Second, Paul shows us what to look for in a model of Christlikeness. The first mark he describes is that such a person has genuine concern for the well-being of other Christians. Second, such a person has this genuine concern because he or she seeks the interests of Jesus Christ, the Prophet, High Priest, and King of the church. Third, mature Christians have proven themselves by sacrificially serving people with other Christians for the promotion of the gospel, or the growth of the church.
So, do you view the future, and your own plans, as subject to the control of the Lord?
Are you genuinely concerned about the good of your brothers and sisters in Christ?
Do you serve the interests of Jesus Christ, so that your interests are His?
Do you humbly serve with your brothers and sisters for the gospel through selfless self-sacrifice?

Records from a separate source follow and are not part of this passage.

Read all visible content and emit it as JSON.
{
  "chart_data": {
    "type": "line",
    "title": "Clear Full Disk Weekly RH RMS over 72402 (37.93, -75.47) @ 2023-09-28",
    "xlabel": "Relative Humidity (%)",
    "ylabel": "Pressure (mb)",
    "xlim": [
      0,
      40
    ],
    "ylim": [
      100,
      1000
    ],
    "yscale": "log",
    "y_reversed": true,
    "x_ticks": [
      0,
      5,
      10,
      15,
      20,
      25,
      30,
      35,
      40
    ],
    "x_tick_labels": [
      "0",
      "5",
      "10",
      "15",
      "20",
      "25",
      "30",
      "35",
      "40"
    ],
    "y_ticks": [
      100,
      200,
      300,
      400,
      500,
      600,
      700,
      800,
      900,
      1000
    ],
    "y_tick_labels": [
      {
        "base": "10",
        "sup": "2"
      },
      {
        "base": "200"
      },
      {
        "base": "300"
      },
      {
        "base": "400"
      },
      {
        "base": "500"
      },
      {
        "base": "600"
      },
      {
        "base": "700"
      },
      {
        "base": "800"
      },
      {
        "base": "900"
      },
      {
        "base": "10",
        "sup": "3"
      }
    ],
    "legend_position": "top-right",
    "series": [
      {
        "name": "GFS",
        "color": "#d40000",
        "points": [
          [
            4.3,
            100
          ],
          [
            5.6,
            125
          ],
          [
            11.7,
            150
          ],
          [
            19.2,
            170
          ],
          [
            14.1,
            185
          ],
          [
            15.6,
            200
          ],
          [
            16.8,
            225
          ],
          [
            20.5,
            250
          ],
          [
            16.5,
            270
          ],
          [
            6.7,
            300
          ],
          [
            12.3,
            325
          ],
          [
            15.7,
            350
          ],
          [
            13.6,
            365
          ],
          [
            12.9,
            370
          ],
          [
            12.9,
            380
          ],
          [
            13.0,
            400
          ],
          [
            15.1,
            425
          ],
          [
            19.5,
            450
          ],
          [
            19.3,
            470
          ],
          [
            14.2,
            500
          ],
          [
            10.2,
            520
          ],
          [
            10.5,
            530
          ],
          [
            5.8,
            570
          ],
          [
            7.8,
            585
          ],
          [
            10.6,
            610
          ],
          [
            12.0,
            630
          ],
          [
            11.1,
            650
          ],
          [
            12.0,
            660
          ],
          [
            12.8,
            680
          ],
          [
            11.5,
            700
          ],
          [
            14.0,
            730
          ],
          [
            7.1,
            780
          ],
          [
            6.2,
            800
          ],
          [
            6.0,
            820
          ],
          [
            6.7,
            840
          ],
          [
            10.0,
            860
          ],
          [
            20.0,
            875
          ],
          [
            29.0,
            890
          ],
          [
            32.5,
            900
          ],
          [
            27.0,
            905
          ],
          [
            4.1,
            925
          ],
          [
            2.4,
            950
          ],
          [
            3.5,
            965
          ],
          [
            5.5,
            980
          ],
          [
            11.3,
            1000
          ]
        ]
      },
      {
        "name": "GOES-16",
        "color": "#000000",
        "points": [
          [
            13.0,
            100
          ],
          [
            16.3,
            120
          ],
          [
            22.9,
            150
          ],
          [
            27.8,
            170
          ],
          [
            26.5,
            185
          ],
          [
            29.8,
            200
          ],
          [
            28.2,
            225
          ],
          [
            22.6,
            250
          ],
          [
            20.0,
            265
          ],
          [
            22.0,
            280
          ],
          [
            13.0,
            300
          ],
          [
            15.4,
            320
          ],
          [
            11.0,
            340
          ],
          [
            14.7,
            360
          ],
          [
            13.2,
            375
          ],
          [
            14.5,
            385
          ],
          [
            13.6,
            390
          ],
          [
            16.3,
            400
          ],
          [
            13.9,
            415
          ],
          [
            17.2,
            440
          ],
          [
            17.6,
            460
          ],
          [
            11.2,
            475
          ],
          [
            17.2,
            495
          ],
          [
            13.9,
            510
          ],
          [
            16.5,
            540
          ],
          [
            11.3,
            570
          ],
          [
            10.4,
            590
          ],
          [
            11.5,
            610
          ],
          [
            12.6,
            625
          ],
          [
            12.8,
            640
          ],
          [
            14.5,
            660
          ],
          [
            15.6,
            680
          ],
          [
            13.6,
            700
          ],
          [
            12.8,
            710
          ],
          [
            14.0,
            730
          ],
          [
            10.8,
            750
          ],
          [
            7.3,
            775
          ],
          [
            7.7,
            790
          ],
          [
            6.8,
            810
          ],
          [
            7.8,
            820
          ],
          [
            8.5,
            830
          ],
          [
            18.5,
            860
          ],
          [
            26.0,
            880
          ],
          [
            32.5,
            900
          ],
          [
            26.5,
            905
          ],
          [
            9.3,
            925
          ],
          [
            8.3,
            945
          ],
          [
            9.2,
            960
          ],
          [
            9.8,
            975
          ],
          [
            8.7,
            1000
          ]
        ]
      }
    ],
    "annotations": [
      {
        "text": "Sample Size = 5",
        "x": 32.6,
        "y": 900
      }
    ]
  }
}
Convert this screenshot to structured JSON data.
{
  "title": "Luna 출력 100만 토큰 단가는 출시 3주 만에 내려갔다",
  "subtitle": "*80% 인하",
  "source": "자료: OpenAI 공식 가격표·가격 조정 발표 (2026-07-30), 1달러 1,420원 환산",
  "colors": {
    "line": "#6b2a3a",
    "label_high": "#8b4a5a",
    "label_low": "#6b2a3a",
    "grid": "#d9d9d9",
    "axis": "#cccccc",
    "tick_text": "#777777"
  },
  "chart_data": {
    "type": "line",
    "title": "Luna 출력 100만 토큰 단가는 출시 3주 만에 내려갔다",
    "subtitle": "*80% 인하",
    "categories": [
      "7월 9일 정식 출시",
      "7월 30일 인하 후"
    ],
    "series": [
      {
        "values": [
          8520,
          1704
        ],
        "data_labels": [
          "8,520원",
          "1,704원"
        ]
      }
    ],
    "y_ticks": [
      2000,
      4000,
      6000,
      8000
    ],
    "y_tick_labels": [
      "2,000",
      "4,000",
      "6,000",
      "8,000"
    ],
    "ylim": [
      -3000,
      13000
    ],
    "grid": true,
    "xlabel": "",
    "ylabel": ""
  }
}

Do you try to imitate mature Christians?
If you have no concern for the good of other Christians, only seek your own interests, rather than the interests of Jesus Christ, or have no desire to serve with other Christians, then you aren’t a true believer in Christ. When someone trusts in Christ, they are given love for other Christians, love for Christ, and the desire to do good to people. To believe in Christ doesn’t just to mean to believe that He was the God-man who died for our sins, and rose from the dead, but to change your mind about Him, and to depend on Him to be your King and Savior from God’s wrath and your sins. If you haven’t done that, then you are an enemy of God, and in danger of His eternal punishment. The good news is that God sent His eternal and divine Son to become the man, Jesus, and to suffer on the cross to take God’s punishment for our rebellion against Him. Then, He raised Him from the dead, and made Him the King of the universe in heaven. He commands everyone to change their minds and trust in Christ alone to be their King and Savior to receive His forgiveness and peace with Him. Please make sure that you’ve done this, or Jesus will eventually judge you and punish you for your sins. God promises to forgive all who repent and trust in the Lord Jesus.